After a shake proved useless, Tedri slapped his brother, the blow bringing Gino back from wherever his brew had taken him. With a shudder, Gino pressed a hand against his stomach and blinked as if to clear his sight.
“It’s me Gino, I’m here.”
Gino’s head lolled and he scanned the wall. “Soon, I won’t be.”
“You’re going to be fine.” Tedri pulled him toward the crates. “Sit a minute and rest.”
Gino chuckled. “You make it sound like I’m dying.”
The icy notion chilled Tedri’s toes. “Are you?”
“No.” Gino slipped from his brother’s grasp and pointed at the brick. “I’m going for a walk.”
“You can’t go for a walk. You trapped us behind a wall.”
“You always think in such extremes. There may be a wall, but we’re not trapped.” Gino shoved the bottle into Tedri’s hand. “Watch and learn, brother.”
Cupping the smooth glass in his dirtied palm, Tedri made room for Gino’s next step. He stumbled back when Gino took another closer to the wall and the green tinge on his brother’s skin began radiating. A halo blossomed, the pale light surrounding Gino’s stout frame.
Raising his hand, Tedri squinted through his fingers to keep Gino in view as the light strengthened and lost its sickly hue. The sun-like scorching painted Gino and the wall in a pure white sheen, and forced Tedri to shut his eyes.
He didn’t open them again until the heat left his face.
When he did, the wall stood as it had before, but Gino had gone.
Drifting forward, Tedri touched the brick. The mortar felt cool against his skin, the terracotta firm. “Gino?”
“Tedri?” The wall muted Gino’s voice.
“Where are you?”
Gino laughed. “Come and find out.”
“Why don’t you go get help and knock this wall down?”
“I don’t have to, Tedri. It worked. Just trust me and drink.”
Tedri rested his head against the wall. The last sputter of the lantern’s flame made the bottle in his hand waver, like a serpent, a snake, or dragon scales, and his gut roiled at the imagined flavor of the concoction inside. “I don’t know if I can do this, Gino.”
“I know you can. I know you will. But you must hurry.”
“I’ll…try.” As the lantern’s light flickered out, Tedri clenched his eyes shut. After swallowing a lump of fear, of cowardice, of despair, he whispered a swift prayer. “Deliver me, Lord, from this darkness, and let me see that maniaco of a brother once more.”
Tedri’s hand trembled as he tipped the concoction past his lips and poured the tart flavors into his mouth. The acidic tang and undertone of blood coated his tongue and he forced himself to gulp before gagging or spitting out what might be his salvation or, he considered, his swiftest route to hell.

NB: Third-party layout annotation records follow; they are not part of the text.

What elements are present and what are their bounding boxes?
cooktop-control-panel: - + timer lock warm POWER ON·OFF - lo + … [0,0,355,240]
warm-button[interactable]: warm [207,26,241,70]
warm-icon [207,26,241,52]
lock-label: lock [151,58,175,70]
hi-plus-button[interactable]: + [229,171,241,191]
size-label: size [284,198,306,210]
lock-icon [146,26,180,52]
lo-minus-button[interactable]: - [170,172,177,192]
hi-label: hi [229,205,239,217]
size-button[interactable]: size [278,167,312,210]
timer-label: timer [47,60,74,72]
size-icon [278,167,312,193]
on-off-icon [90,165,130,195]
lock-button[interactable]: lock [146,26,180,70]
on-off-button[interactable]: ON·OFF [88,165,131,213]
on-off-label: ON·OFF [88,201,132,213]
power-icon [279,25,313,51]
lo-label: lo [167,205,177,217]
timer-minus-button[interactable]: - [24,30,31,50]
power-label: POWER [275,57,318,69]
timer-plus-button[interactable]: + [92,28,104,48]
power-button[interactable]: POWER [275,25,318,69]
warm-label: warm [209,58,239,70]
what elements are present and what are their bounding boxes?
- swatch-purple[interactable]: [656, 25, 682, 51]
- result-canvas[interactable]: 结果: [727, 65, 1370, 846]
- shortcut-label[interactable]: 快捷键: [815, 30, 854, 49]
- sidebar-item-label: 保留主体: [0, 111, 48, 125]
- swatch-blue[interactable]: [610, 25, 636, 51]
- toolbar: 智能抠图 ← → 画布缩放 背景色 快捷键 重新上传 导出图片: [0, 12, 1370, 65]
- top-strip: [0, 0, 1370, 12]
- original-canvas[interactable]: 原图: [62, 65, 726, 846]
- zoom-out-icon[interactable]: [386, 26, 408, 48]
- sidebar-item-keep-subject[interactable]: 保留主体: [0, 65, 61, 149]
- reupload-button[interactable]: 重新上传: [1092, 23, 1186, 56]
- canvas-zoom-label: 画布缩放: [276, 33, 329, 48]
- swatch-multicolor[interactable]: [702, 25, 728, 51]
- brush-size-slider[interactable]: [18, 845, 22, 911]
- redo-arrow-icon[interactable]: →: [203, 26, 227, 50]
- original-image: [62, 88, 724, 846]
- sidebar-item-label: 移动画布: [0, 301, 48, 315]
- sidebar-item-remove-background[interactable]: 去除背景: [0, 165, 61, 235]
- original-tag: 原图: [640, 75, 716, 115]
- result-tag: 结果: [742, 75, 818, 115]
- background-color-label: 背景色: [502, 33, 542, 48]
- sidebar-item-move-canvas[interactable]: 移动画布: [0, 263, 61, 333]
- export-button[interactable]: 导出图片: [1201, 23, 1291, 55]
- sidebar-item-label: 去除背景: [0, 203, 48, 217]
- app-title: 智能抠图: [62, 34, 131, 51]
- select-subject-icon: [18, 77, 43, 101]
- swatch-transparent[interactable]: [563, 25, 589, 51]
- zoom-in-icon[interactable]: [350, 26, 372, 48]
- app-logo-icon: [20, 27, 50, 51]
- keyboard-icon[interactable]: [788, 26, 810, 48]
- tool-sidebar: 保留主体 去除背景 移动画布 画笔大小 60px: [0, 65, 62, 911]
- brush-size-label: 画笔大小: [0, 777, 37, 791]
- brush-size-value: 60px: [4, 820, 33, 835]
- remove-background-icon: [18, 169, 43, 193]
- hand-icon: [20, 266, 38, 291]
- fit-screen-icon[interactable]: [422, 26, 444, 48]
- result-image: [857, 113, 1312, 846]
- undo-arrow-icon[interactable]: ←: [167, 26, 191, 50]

With a hand and his forehead braced on brick, Tedri kept his eyes shut while the concoction seared his insides. The heat pressed against the underside of his flesh and melted like wax along his bones. His hair seemed to alight, his tunic and breeches to burn, his leather boots to puddle around his feet. Fire seemed to course through him except for where his forehead and palm touched the wall.
Then, the touch of brick against his skin vanished. The sensation of a wall before him disappeared. A force nudged his back while Gino beckoned.
“Now, brother, you’re ready.”
Unwilling to open his eyes, unsure of what lay ahead, and uncertain of what power ran in his veins, Tedri stepped into the emptiness before him and prayed he’d once again see the light.